Furthermore, FIG. 4 shows an example of how the present invention
could keep track of the number of overlapping normal vectors. In
this particular example, a 0 is used when a normal vector does not
cross with an image voxel (420 is an example of an image voxel in
410) and a 1 is used when a normal vector does cross with an image
voxel. In case two normal vectors intersect a value of 2 is
assigned to that voxel. As one of average skill in the art will
readily appreciate, the number of intersections for a particular
image voxel would increase the number of normal vectors assigned to
that particular image voxel by increments of 1 according to this
example. The tracking of intersections by integer numbers is just
one example and the present invention is not limited to only
integer numbers and could also include non-integers numbers. Any
type of numbering system could be used, but it is not limited to, a
mathematical formulation, a coloring scheme, or the like, as long
as one is able to track and discriminate the number of
intersections of the normal vectors in a 2-D or 3-D space of an
image. Furthermore, the present invention is not limited to
tracking the number of intersections, since it could also track
potential or near intersections of normal vectors, either separate
or in combination with the intersections of normal vectors.

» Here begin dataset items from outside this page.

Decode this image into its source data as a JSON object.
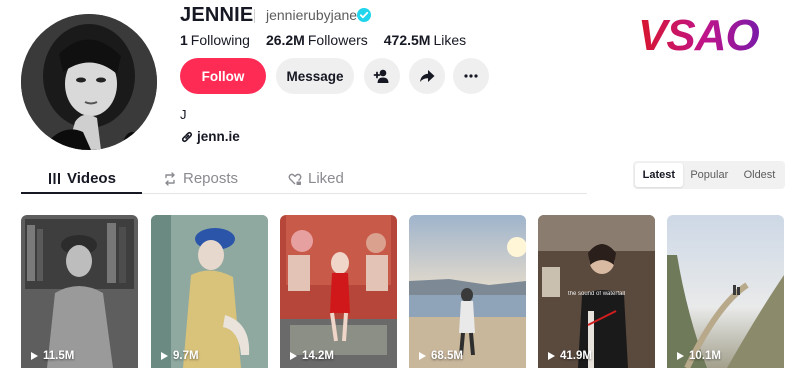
{
  "profile": {
    "username": "JENNIE",
    "handle": "jennierubyjane",
    "following_count": "1",
    "following_label": "Following",
    "followers_count": "26.2M",
    "followers_label": "Followers",
    "likes_count": "472.5M",
    "likes_label": "Likes",
    "bio": "J",
    "link": "jenn.ie"
  },
  "actions": {
    "follow_label": "Follow",
    "message_label": "Message"
  },
  "watermark": {
    "text": "VSAO"
  },
  "tabs": [
    {
      "label": "Videos",
      "icon": "grid-icon",
      "active": true
    },
    {
      "label": "Reposts",
      "icon": "repost-icon",
      "active": false
    },
    {
      "label": "Liked",
      "icon": "heart-lock-icon",
      "active": false
    }
  ],
  "sort": {
    "options": [
      "Latest",
      "Popular",
      "Oldest"
    ],
    "selected": "Latest"
  },
  "videos": [
    {
      "views": "11.5M"
    },
    {
      "views": "9.7M"
    },
    {
      "views": "14.2M"
    },
    {
      "views": "68.5M"
    },
    {
      "views": "41.9M",
      "caption": "the sound of waterfall"
    },
    {
      "views": "10.1M"
    }
  ],
  "colors": {
    "accent": "#fe2c55",
    "verified": "#20d5ec",
    "text": "#161823",
    "muted": "#8a8b91"
  }
}
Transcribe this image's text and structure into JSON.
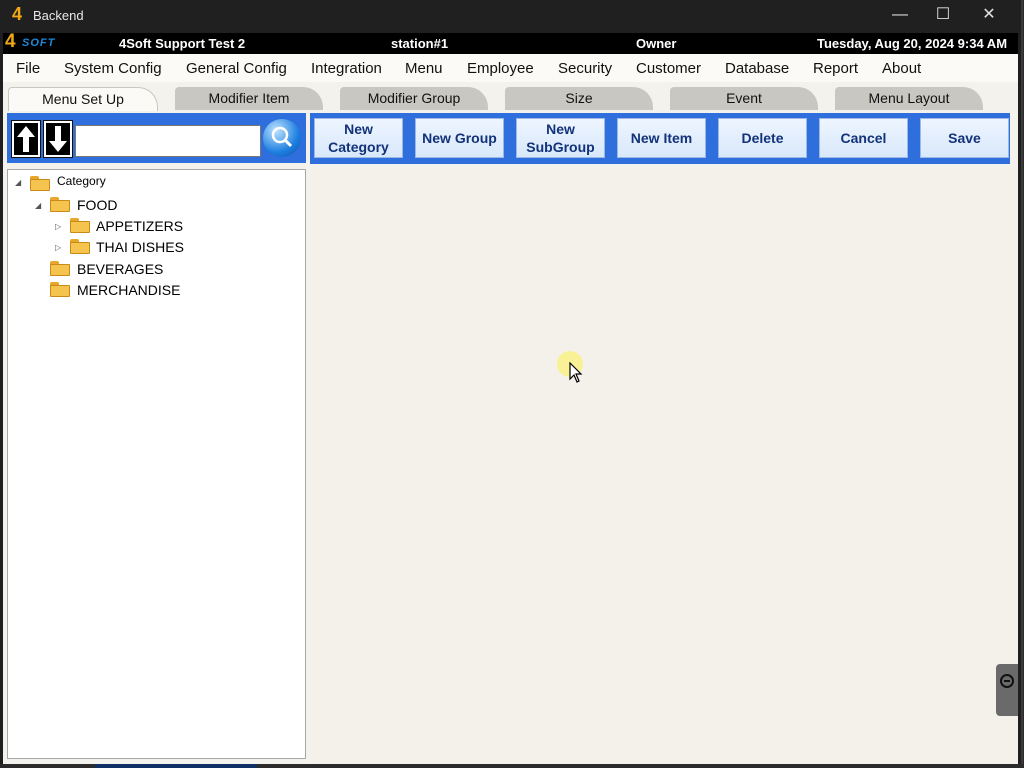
{
  "window": {
    "logo_glyph": "4",
    "title": "Backend",
    "minimize_glyph": "—",
    "maximize_glyph": "☐",
    "close_glyph": "✕"
  },
  "status": {
    "brand_four": "4",
    "brand_soft": "SOFT",
    "company": "4Soft Support Test 2",
    "station": "station#1",
    "user": "Owner",
    "datetime": "Tuesday, Aug 20, 2024 9:34 AM"
  },
  "menu": [
    "File",
    "System Config",
    "General Config",
    "Integration",
    "Menu",
    "Employee",
    "Security",
    "Customer",
    "Database",
    "Report",
    "About"
  ],
  "tabs": [
    {
      "label": "Menu Set Up",
      "active": true
    },
    {
      "label": "Modifier Item",
      "active": false
    },
    {
      "label": "Modifier Group",
      "active": false
    },
    {
      "label": "Size",
      "active": false
    },
    {
      "label": "Event",
      "active": false
    },
    {
      "label": "Menu Layout",
      "active": false
    }
  ],
  "search": {
    "value": "",
    "up_glyph": "🡑",
    "down_glyph": "🡓"
  },
  "tree": [
    {
      "label": "Category",
      "expander": "◢"
    },
    {
      "label": "FOOD",
      "expander": "◢"
    },
    {
      "label": "APPETIZERS",
      "expander": "▷"
    },
    {
      "label": "THAI DISHES",
      "expander": "▷"
    },
    {
      "label": "BEVERAGES",
      "expander": ""
    },
    {
      "label": "MERCHANDISE",
      "expander": ""
    }
  ],
  "toolbar": {
    "new_category_line1": "New",
    "new_category_line2": "Category",
    "new_group": "New Group",
    "new_subgroup_line1": "New",
    "new_subgroup_line2": "SubGroup",
    "new_item": "New Item",
    "delete": "Delete",
    "cancel": "Cancel",
    "save": "Save"
  },
  "colors": {
    "accent_blue": "#2f6fdd",
    "button_text": "#12327a",
    "brand_orange": "#f0a818"
  }
}
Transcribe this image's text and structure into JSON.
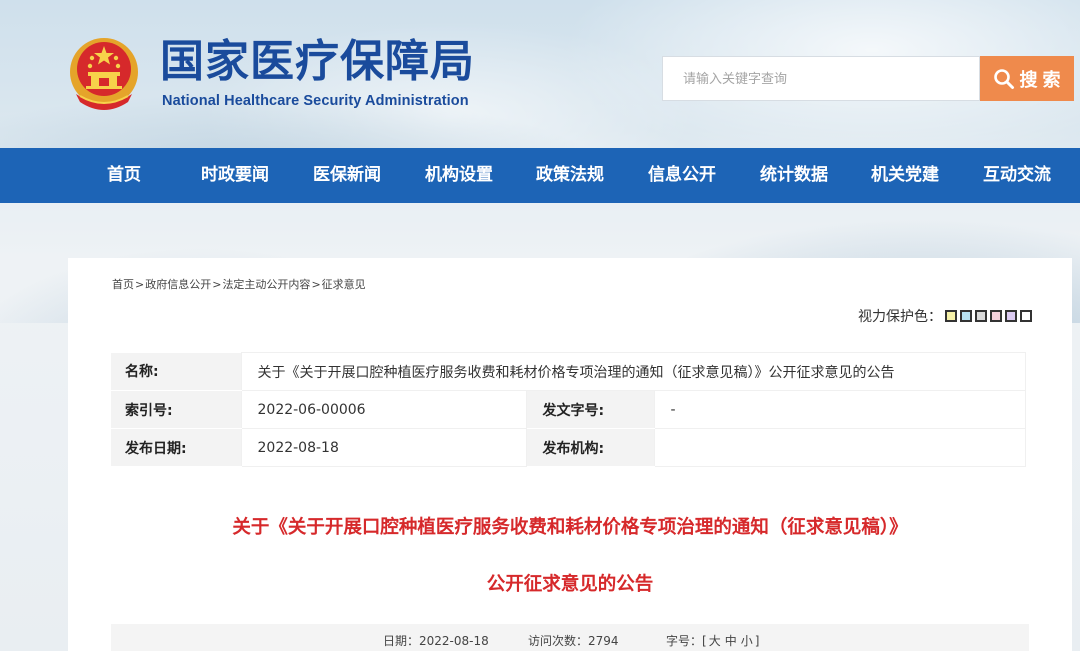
{
  "site": {
    "title_cn": "国家医疗保障局",
    "title_en": "National Healthcare Security Administration",
    "emblem_icon": "national-emblem-icon"
  },
  "search": {
    "placeholder": "请输入关键字查询",
    "button_label": "搜 索",
    "button_color": "#ef8a4c"
  },
  "nav": {
    "color": "#1d64b6",
    "items": [
      "首页",
      "时政要闻",
      "医保新闻",
      "机构设置",
      "政策法规",
      "信息公开",
      "统计数据",
      "机关党建",
      "互动交流"
    ]
  },
  "breadcrumb": [
    "首页",
    "政府信息公开",
    "法定主动公开内容",
    "征求意见"
  ],
  "vision": {
    "label": "视力保护色：",
    "swatches": [
      "#f6f1a8",
      "#b9e3f3",
      "#d9d9d9",
      "#f5d2dc",
      "#dccbf2",
      "#ffffff"
    ]
  },
  "meta": {
    "name_label": "名称:",
    "name_value": "关于《关于开展口腔种植医疗服务收费和耗材价格专项治理的通知（征求意见稿）》公开征求意见的公告",
    "index_label": "索引号:",
    "index_value": "2022-06-00006",
    "doc_no_label": "发文字号:",
    "doc_no_value": "-",
    "date_label": "发布日期:",
    "date_value": "2022-08-18",
    "org_label": "发布机构:",
    "org_value": ""
  },
  "article": {
    "title_line1": "关于《关于开展口腔种植医疗服务收费和耗材价格专项治理的通知（征求意见稿）》",
    "title_line2": "公开征求意见的公告",
    "title_color": "#d6292b"
  },
  "info": {
    "date_label": "日期：",
    "date": "2022-08-18",
    "visits_label": "访问次数：",
    "visits": "2794",
    "font_label": "字号：",
    "font_open": "[",
    "font_large": "大",
    "font_medium": "中",
    "font_small": "小",
    "font_close": "]"
  }
}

[0040] FIG. 5 shows a similar image as shown by 300 and 400 in
FIGS. 3 and 4 with the difference that normal vectors 510, 520 and
530 are scaled according to a specific length which provides
additional robustness (i.e. radial robustness) to the detection of
shapes. Adjusting the length of the normal vectors could be
achieved, for instance, but not limited to, scan-converting to a
specific length the line segments or normal vectors that point in
the direction of the gradient orientation. One of average skill in
the art will readily appreciate that the length of the
scan-conversion is dependent on the type of detection.
[0041] Furthermore, FIG. 6 shows a similar image as shown by 300 in
FIG. 3 with the difference that normal vectors 610, 620 and 630 are
now scaled according to a specific width which is specified in this
example as a 2-D width, but could also be a 3-D width in a 3-D
image. Such a scaling of the normal vectors provides additional
robustness (i.e. transverse robustness) to the detection of shapes.

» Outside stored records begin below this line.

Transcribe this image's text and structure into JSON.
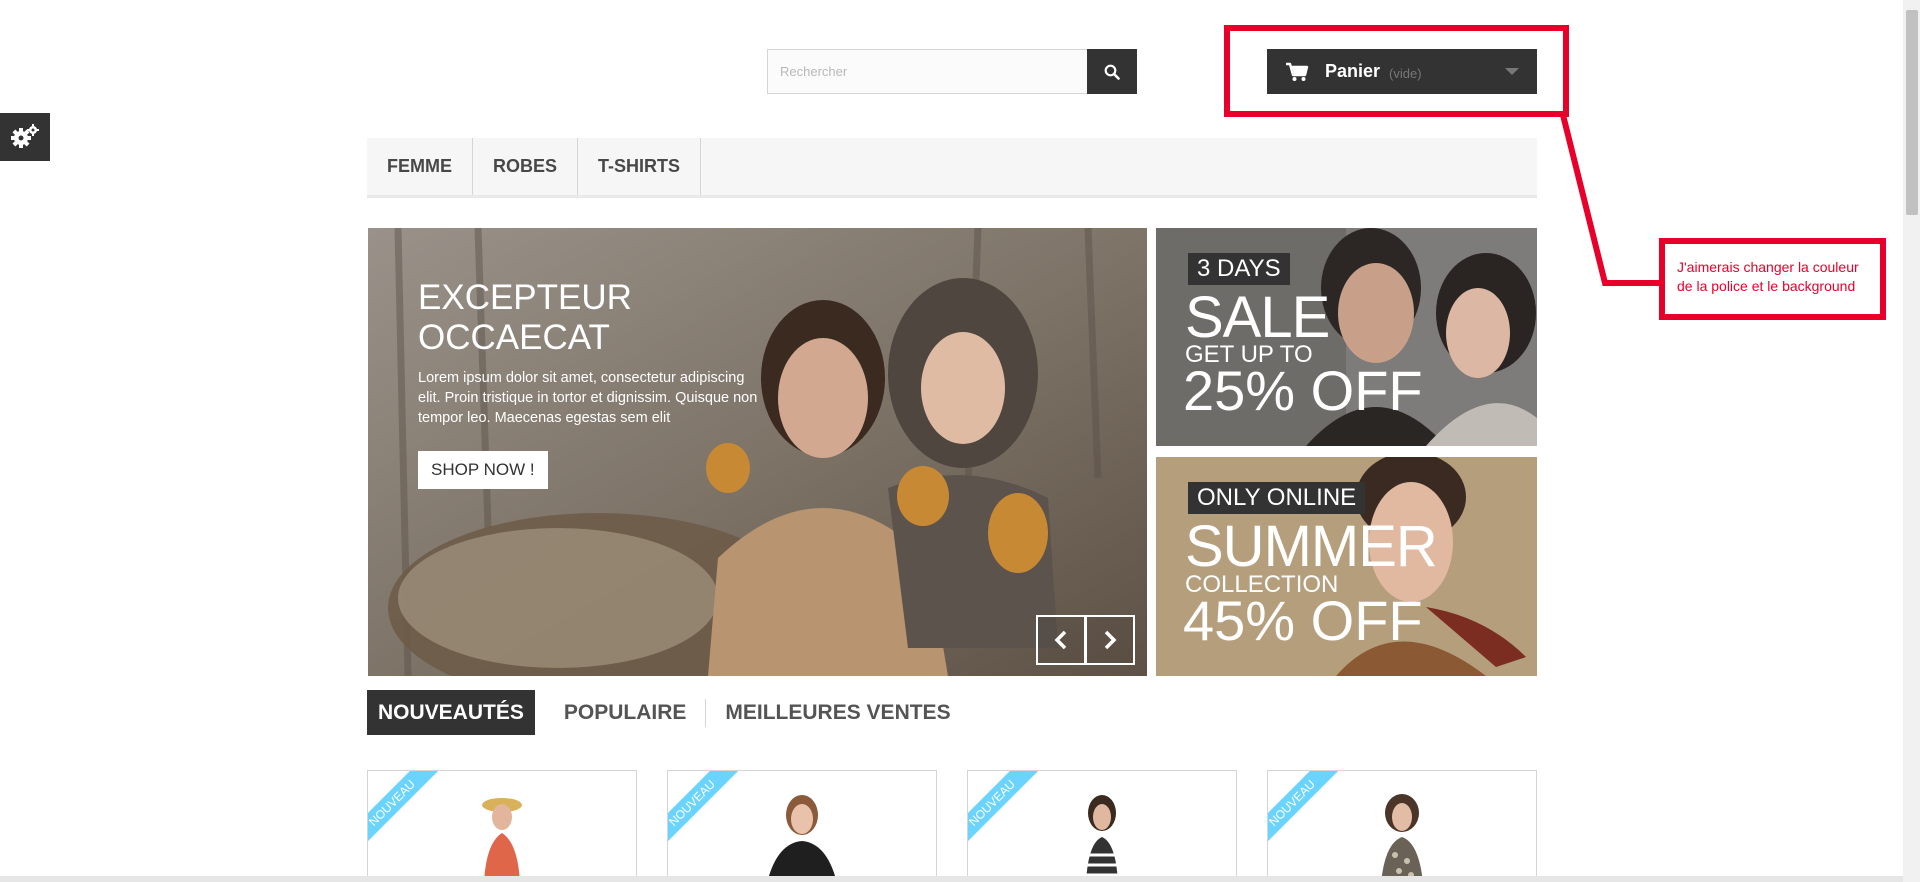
{
  "header": {
    "search_placeholder": "Rechercher",
    "cart_label": "Panier",
    "cart_status": "(vide)"
  },
  "menu": {
    "items": [
      "Femme",
      "Robes",
      "T-shirts"
    ]
  },
  "slider": {
    "title_line1": "EXCEPTEUR",
    "title_line2": "OCCAECAT",
    "text": "Lorem ipsum dolor sit amet, consectetur adipiscing elit. Proin tristique in tortor et dignissim. Quisque non tempor leo. Maecenas egestas sem elit",
    "button": "SHOP NOW !"
  },
  "banners": [
    {
      "tag": "3 DAYS",
      "big": "SALE",
      "small": "GET UP TO",
      "pct": "25% OFF"
    },
    {
      "tag": "ONLY ONLINE",
      "big": "SUMMER",
      "small": "COLLECTION",
      "pct": "45% OFF"
    }
  ],
  "tabs": {
    "items": [
      "Nouveautés",
      "Populaire",
      "Meilleures ventes"
    ],
    "active": "Nouveautés"
  },
  "products": {
    "ribbon": "Nouveau",
    "count_visible": 4
  },
  "annotation": {
    "note": "J'aimerais changer la couleur de la police et le background",
    "color": "#e8002a"
  },
  "colors": {
    "dark": "#333333",
    "ribbon": "#6ad4ff",
    "menu_bg": "#f6f6f6"
  }
}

Transverse robustness is added, for instance, but not limited to,
by using thickened line segments with a Gaussian profile rather
than e.g. one voxel thick line segments. This could, for instance,
be achieved by convolving the normal vectors with a 3-D Gaussian,
which could be implemented as a series of 1D convolutions for
computational efficiency. For example, a discretized kernel could
be chosen to include .+-.2.sigma. to cover 95% of the Gaussian
curve. However, the present invention is not limited to a Gaussian
convolution and could include any variation or method to convolute
the normal vectors. FIG. 6 also shows example 640 to show how
non-integer numbers could be used to determine the degree to which
a normal vector covers a voxel. A similar non-integer numbering
could be applied for near intersections of normal vectors.

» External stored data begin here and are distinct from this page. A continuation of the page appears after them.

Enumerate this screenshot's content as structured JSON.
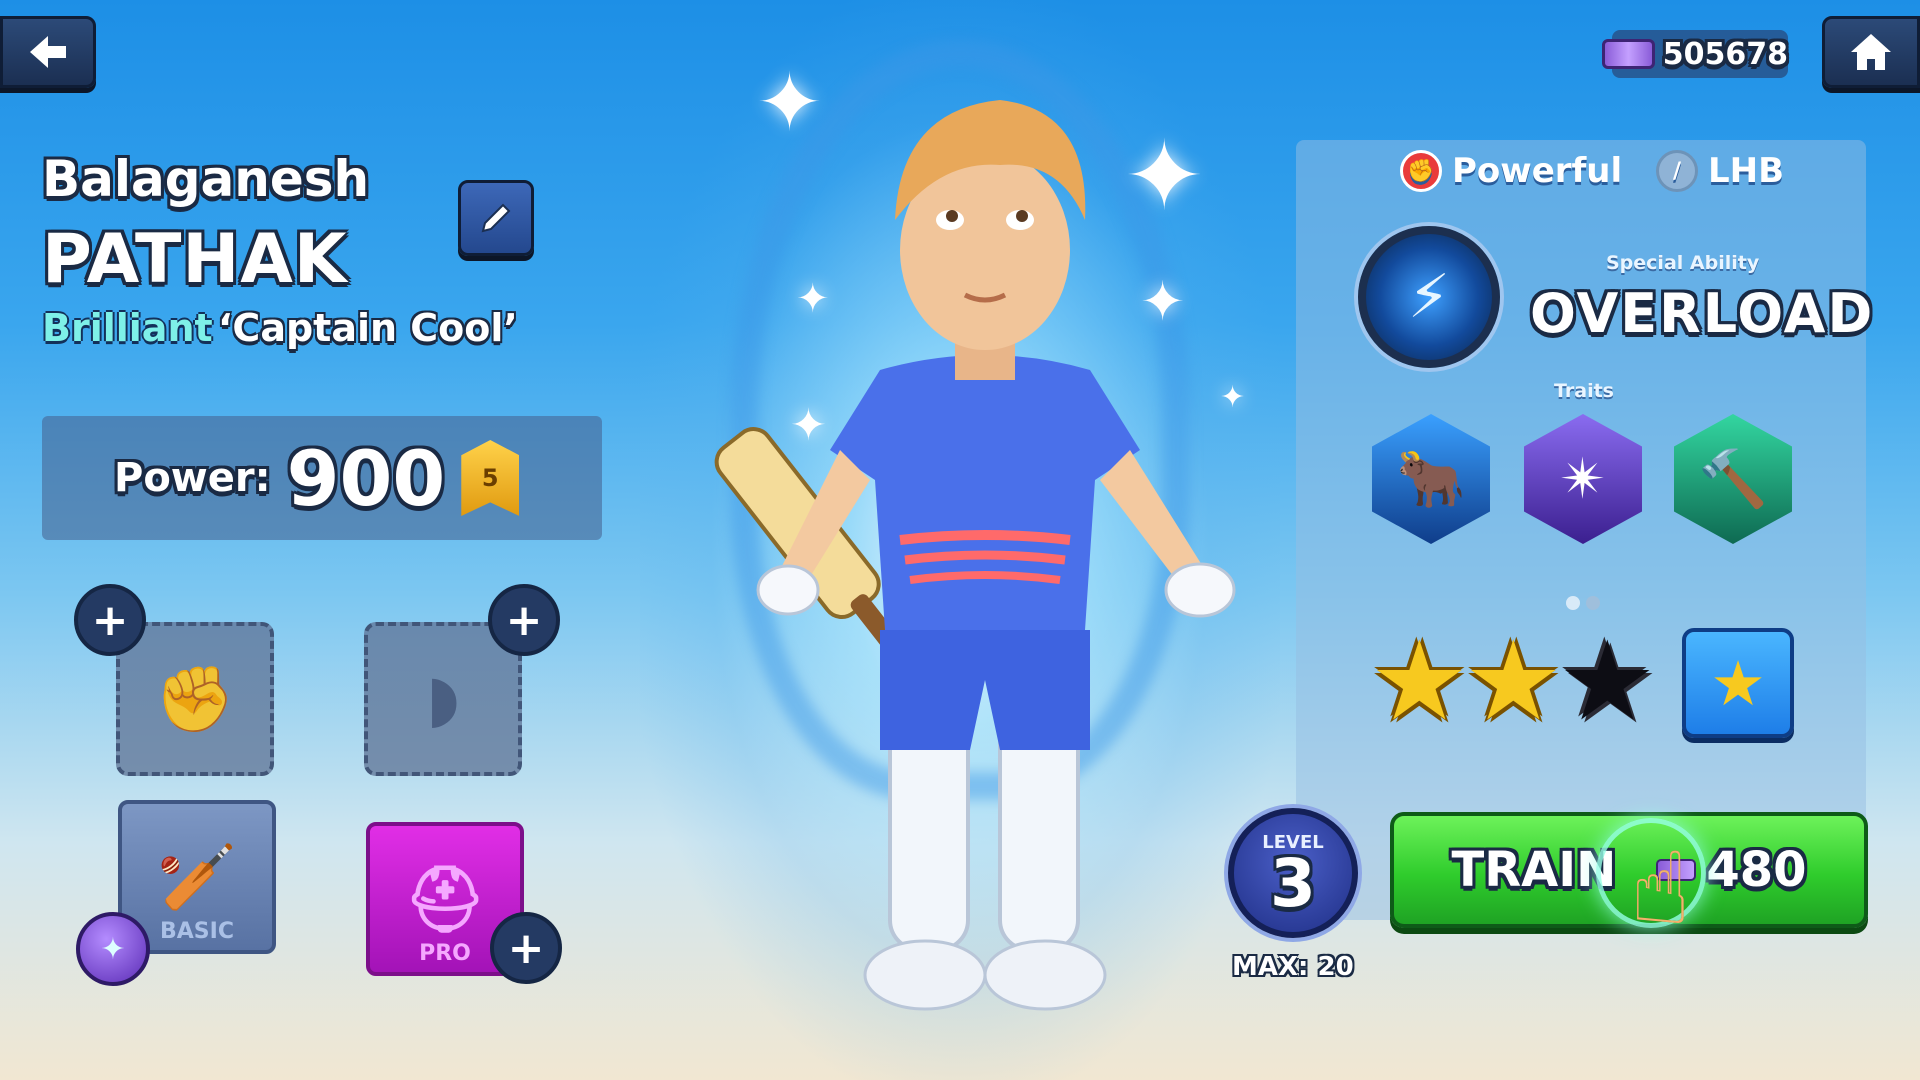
{
  "top_bar": {
    "currency_value": "505678",
    "back_icon": "back-arrow-icon",
    "home_icon": "home-icon"
  },
  "player": {
    "first_name": "Balaganesh",
    "last_name": "PATHAK",
    "tier": "Brilliant",
    "nickname": "‘Captain Cool’",
    "power_label": "Power:",
    "power_value": "900",
    "rank": "5"
  },
  "equipment": {
    "basic_label": "BASIC",
    "pro_label": "PRO"
  },
  "profile": {
    "type_label": "Powerful",
    "hand_label": "LHB",
    "special_ability_caption": "Special Ability",
    "special_ability_name": "OVERLOAD",
    "traits_caption": "Traits",
    "stars_filled": 2,
    "stars_total": 3
  },
  "level": {
    "caption": "LEVEL",
    "value": "3",
    "max_label": "MAX: 20"
  },
  "train": {
    "label": "TRAIN",
    "cost": "480"
  },
  "colors": {
    "train_green": "#2fcc2c",
    "tier_cyan": "#7ef0e8",
    "pro_magenta": "#c21fd0",
    "star_gold": "#f7c91f"
  }
}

[0042] FIG. 7 show an example of a colonic polyp in a medical image
according to the present invention. FIG. 8 shows an example of a
pre-processed data showing a limited search space 810. FIG. 9 shows
an example of the result of edge detection which marks the surface
of the polyp. Arrows 910 indicate only some points of the entire
edge detection line which is visible in FIG. 9. FIG. 9 also shows
the number of intersecting normal vectors 920, 930, 940 and 950
with different color intensities or gray scales. As it is apparent
from FIG. 9, a radiologist is now able to focus in on a small
percentage of an organ that most likely harbors clinically
significant malignant tissue. For instance, area 930 indicates the
highest probability of clinically significant malignant tissue over
areas 920, 940 and 950 based on the detection method of the present
invention. Among these four areas, area 950 has the least
probability of containing clinically significant malignant tissue
based on the detection method of the present invention. As
mentioned above, the present invention is not limited to a coloring
scheme or gray scale to indicate the degree of clinically
significant malignant tissue since it could also be a numerical
scheme or the like. FIG. 10 shows the result of an example in which
the counts of intersecting normal vectors were scaled in width
using a low-pass filter to add, for instance, transverse robustness
to the detection of shapes. Insert 1000 in FIG. 10 shows two areas
1010 and 1020 with different degrees of clinically significant
malignant tissue. In this particular example of FIG. 10, area 1010
has a higher probability than area 1020 of being clinically
significant malignant tissue. FIG. 10 shows that a radiologist
could clearly focus in on a small percentage of an organ that most
likely harbors clinically significant malignant tissue. As one of
average skill in the art would readily appreciate, the present
invention could use different techniques or filters to determine a
threshold and detect tissue in the image that contains clinically
significant malignant tissue.
[0043] As described so far, the present invention provides a
computer-implemented method aimed at a high sensitivity or accuracy
of detection of shapes in medical images. However, in some cases
the increased sensitivity could lead to a false positive rate due
to e.g. structures in the colon or lung with convex surfaces, such
as haustral folds or pulmonary blood vessels. Therefore, it would
be necessary for the present invention to include an additional
step to eliminate false positives by examining the region around a
shape and eliminate such a false positive area. A preferred method
for characterizing a shape with the aim of eliminating false
positives is described with reference to FIGS. 11-18 as well as in
co-pending U.S. patent application entitled "Method for
Characterizing Shapes in Medical Images" filed with the U.S.P.T.O.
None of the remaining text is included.